I’d encourage you to use Facebook to build awareness. I encourage classes to do this to build awareness among their friends of their group and their church. I encourage every class to have a Facebook moment during every class where the pause and allow people to post things to Facebook such as. . .

  • Great to see my friends in Bible Study today.
  • What a great lesson my teacher had in Bible Study this week!
  • Fantastic discussion in Bible Study!
  • I rejoiced with those who said unto me, “Let us go unto the house of the Lord!”

I’d encourage you and your team to post regularly in Facebook things like:

  • We look forward to hosting Steve Parr and the All Star Team Jul 21, 22
  • Only 2 more weeks till the All Star Team with Ken Hemphill is here to encourage and inspire.
  • I can’t wait to hear Dr. Elmer Towns tell how he came to faith in Christ through the Sunday School.

To make this easier, I suggest you use Tweetdeck or something like it. It allows you to automate your posts. You can sit down and in one setting create a bunch of posts that will update every day until the event.

I’d recommend you get a long list of email addresses and send them relevant articles with a note that this author is coming to town. (I have a gazillion such posts on my web page that can be copied and pasted for your use.)

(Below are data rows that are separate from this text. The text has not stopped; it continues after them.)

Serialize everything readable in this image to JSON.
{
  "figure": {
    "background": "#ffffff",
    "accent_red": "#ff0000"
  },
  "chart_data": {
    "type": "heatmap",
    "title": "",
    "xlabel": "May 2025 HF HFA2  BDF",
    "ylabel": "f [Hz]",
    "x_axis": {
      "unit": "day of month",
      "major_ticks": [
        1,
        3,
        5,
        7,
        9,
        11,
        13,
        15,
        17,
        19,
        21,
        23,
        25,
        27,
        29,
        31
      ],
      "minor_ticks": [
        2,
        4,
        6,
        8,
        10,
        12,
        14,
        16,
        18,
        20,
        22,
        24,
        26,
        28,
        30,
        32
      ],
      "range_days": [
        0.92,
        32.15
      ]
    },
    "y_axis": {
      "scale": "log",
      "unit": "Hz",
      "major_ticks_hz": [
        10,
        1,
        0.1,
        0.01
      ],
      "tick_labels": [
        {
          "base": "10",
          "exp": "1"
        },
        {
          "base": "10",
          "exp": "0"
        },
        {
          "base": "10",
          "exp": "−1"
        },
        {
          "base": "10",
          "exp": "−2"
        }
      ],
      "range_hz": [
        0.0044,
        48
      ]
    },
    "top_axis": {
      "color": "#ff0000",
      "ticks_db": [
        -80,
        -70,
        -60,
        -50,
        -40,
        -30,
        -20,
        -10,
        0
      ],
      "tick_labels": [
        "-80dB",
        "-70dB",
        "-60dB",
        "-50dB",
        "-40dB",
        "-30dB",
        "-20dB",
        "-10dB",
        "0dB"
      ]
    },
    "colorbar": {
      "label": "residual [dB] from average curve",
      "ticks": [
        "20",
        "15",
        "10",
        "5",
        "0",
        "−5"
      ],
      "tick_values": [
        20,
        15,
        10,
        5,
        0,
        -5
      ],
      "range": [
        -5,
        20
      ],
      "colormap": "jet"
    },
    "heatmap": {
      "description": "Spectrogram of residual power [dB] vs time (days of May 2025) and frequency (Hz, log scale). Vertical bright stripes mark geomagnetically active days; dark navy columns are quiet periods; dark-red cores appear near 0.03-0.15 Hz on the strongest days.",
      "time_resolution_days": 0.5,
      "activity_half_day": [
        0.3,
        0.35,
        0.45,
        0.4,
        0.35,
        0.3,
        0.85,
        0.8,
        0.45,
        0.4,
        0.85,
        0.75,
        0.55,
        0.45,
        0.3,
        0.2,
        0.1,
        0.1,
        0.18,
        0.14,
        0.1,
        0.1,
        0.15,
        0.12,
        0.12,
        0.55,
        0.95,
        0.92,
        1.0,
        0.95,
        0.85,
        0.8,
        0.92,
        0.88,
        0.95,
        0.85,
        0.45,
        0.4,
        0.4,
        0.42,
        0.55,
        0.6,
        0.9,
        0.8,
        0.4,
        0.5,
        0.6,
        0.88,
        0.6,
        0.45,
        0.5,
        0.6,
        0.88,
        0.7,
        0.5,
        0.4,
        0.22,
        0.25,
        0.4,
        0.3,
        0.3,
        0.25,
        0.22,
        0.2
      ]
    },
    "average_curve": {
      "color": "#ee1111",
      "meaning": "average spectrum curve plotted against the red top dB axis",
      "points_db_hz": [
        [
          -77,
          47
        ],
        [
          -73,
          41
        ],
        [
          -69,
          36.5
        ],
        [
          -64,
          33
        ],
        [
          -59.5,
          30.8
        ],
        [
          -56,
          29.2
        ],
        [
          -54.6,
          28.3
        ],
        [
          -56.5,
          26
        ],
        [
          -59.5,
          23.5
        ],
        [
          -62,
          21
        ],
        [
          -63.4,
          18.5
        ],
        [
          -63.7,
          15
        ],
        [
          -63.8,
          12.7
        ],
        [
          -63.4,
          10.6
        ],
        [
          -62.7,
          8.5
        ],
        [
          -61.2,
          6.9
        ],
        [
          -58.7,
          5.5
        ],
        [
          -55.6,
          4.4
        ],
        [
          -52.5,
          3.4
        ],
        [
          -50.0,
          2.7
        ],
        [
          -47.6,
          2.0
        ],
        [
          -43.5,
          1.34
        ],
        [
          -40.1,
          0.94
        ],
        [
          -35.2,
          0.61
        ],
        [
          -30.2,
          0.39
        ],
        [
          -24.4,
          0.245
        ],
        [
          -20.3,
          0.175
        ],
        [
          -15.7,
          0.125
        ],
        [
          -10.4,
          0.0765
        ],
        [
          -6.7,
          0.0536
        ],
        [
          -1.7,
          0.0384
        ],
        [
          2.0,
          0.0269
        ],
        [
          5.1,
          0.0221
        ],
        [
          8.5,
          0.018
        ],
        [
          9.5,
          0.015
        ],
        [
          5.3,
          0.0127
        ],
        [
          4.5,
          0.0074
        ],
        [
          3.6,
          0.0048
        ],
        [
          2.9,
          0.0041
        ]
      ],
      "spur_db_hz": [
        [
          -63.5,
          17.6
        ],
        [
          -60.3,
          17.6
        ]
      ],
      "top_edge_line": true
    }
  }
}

I get an email from a friend every Monday about a Bible Study he is doing in his home on Monday night. Every Monday I will get a reminder with info on the topic, time and place.  I am never offended because it is from a friend and he knows I am interested. One of these days I am going to show up. Multiple emails will get me there. Multiple emails will get your people there as well.

Don’t abandon old fashioned methods

One of the most proven methods of getting a crowd is the phone. Get on the phone and call every pastor it town. Get your team to help. Pretty low tech, but very effective.

We also have poster and graphics you can use online and in PowerPoint to promote your events.

Summary

In summary, here are eight things you can do to get a standing room only crowd:

  1. Develop a habit of consistently putting on quality events. Develop a system for evaluating your events so you know they are quality. Where you fall short, acknowledge it and promise to do better. Deliver on that promise.
  2. Work on your leadership and people skills. Love the people. People follow people they like. As Maxwell says, “People buy into the leader before they buy into the vision.” People buy into you before they buy into the conference you are promoting.
  3. Get a team of people to help with promotion. If they don’t buy into you, perhaps they will buy into someone else on the team. Get everyone a job.
  4. Tell people why they should come. Tell them specifically how it will benefit them.
  5. Build familiarity over time. People like to hear from people they have heard of. Start to familiarize people with you speakers long before it is time to promote the event.
  6. Use technology to promote your event. Sent lots of helpful emails that will inform and build familiarity. Facebook.
  7. Phone. Who ya going to call? Every pastor in town. Get a team to help. Don’t ignore traditional print media. Use graphics for PowerPoint and the web.
  8. Pray. Situation is desperate. Pray.